Underway again on 8 October 1961 for "Deep Freeze 62", she loaded cargo at Lyttelton, New Zealand in early November 1961 and entered the Ross Sea ice pack on 13 November 1961, reaching McMurdo Sound by the end of the month. After repairs at Wellington, New Zealand, Glacier returned to McMurdo Station and to the site of Little America V for cartographic studies. She returned to New Zealand on 6 March 1962 and then put in at Boston Massachusetts on 5 May 1962 after steaming 36,000 nautical miles (67,000 km; 41,000 mi).

Glacier stood out of Boston Massachusetts on 17 September 1962 for "Deep Freeze 63", entering the pack ice on 6 November 1962 and reaching the edge of the bay ice of McMurdo Sound a week later. Glacier sustained minor damage in the thick ice and proceeded to Wellington for repairs. On 31 December 1962, Glacier cut through through McMurdo Sound enroute to McMurdo Station. She continued operations off McMurdo Station through 1965. Her diverse duties included keeping the channel open for supply ships. On 29 December 1965, US Ships Atka and Burton Island assisted her in pushing an iceberg out of the shipping lane. After further participation in her 11th "Operation Deep Freeze", Glacier returned to her home port, Boston, Massachusetts, in the late spring of 1966. On 1 July 1966, Glacier was struck from the Navy List, the day after her transfer to the United States Coast Guard.

[edit] Coast Guard operations, 1966–1987

Prior to her transfer to the U.S. Coast Guard, Glacier had her smaller armament removed. In 1968, the 5-inch guns were also removed. Only M2 Browning machine guns, M60 machine guns and small arms were retained for law enforcement purposes. During 1973, she and her helicopters were painted red for improved Arctic visibility.

In the 1975, the Glacier was trapped in ice in Antarctica for six days, finally breaking free and escaping into the waters of Antarctic Sound on 10 March 1975, the Coast Guard in Long Beach, California, reported, the vessel's homeport. "She backed and rammed her way to the open sea with the use of only one of her two propellors," said the Coast Guard. Two of the three blades on her other screw were sheared off by "steel hard ice" on Wednesday 5 March, while en route to assist an Argentine icebreaker, the Gen. San Martin, which had engine trouble while on a supply mission to a south polar scientific base.
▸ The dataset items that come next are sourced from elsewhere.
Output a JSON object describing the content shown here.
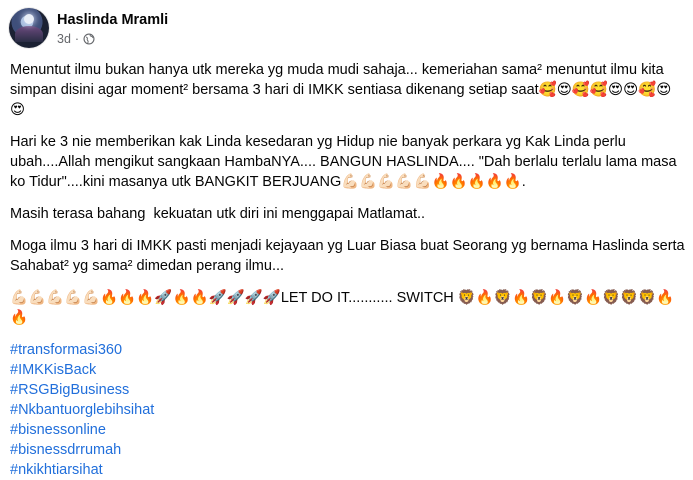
{
  "post": {
    "author_name": "Haslinda Mramli",
    "time": "3d",
    "separator": "·",
    "visibility_icon": "globe-icon",
    "paragraphs": [
      "Menuntut ilmu bukan hanya utk mereka yg muda mudi sahaja... kemeriahan sama² menuntut ilmu kita simpan disini agar moment² bersama 3 hari di IMKK sentiasa dikenang setiap saat🥰😍🥰🥰😍😍🥰😍😍",
      "Hari ke 3 nie memberikan kak Linda kesedaran yg Hidup nie banyak perkara yg Kak Linda perlu ubah....Allah mengikut sangkaan HambaNYA.... BANGUN HASLINDA.... \"Dah berlalu terlalu lama masa ko Tidur\"....kini masanya utk BANGKIT BERJUANG💪🏻💪🏻💪🏻💪🏻💪🏻🔥🔥🔥🔥🔥.",
      "Masih terasa bahang  kekuatan utk diri ini menggapai Matlamat..",
      "Moga ilmu 3 hari di IMKK pasti menjadi kejayaan yg Luar Biasa buat Seorang yg bernama Haslinda serta Sahabat² yg sama² dimedan perang ilmu...",
      "💪🏻💪🏻💪🏻💪🏻💪🏻🔥🔥🔥🚀🔥🔥🚀🚀🚀🚀LET DO IT........... SWITCH 🦁🔥🦁🔥🦁🔥🦁🔥🦁🦁🦁🔥🔥"
    ],
    "hashtags": [
      "#transformasi360",
      "#IMKKisBack",
      "#RSGBigBusiness",
      "#Nkbantuorglebihsihat",
      "#bisnessonline",
      "#bisnessdrrumah",
      "#nkikhtiarsihat"
    ]
  },
  "colors": {
    "hashtag": "#216fdb",
    "text": "#050505",
    "secondary": "#65676b"
  }
}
The Argentine ship made its way to freedom on its own.[2]

[edit] Decommissioning

Following 29 Antarctic and 10 Arctic deployments, Glacier was decommissioned in 1987. She is currently under the control of the U.S. Maritime Administration, located in the U.S. Naval Reserve Fleet, Suisun Bay, on the Sacramento River, California. The Glacier Society saved Glacier from the scrapyard in 2000, and plans to convert the ship into a hospital/research vessel.

[edit] References

  1. ^ Janes Fighting Ships 1979-80, Captain John E Moore (ed), Janes Yearbooks, London, 1979. ISBN 0-354-00587-1
  2. ^ United Press International, "Icebreaker Gets Away From Ice", Playground Daily News, Fort Walton Beach, Florida, Wednesday 12 March 1975, Volume 30, Number 29, page 8B.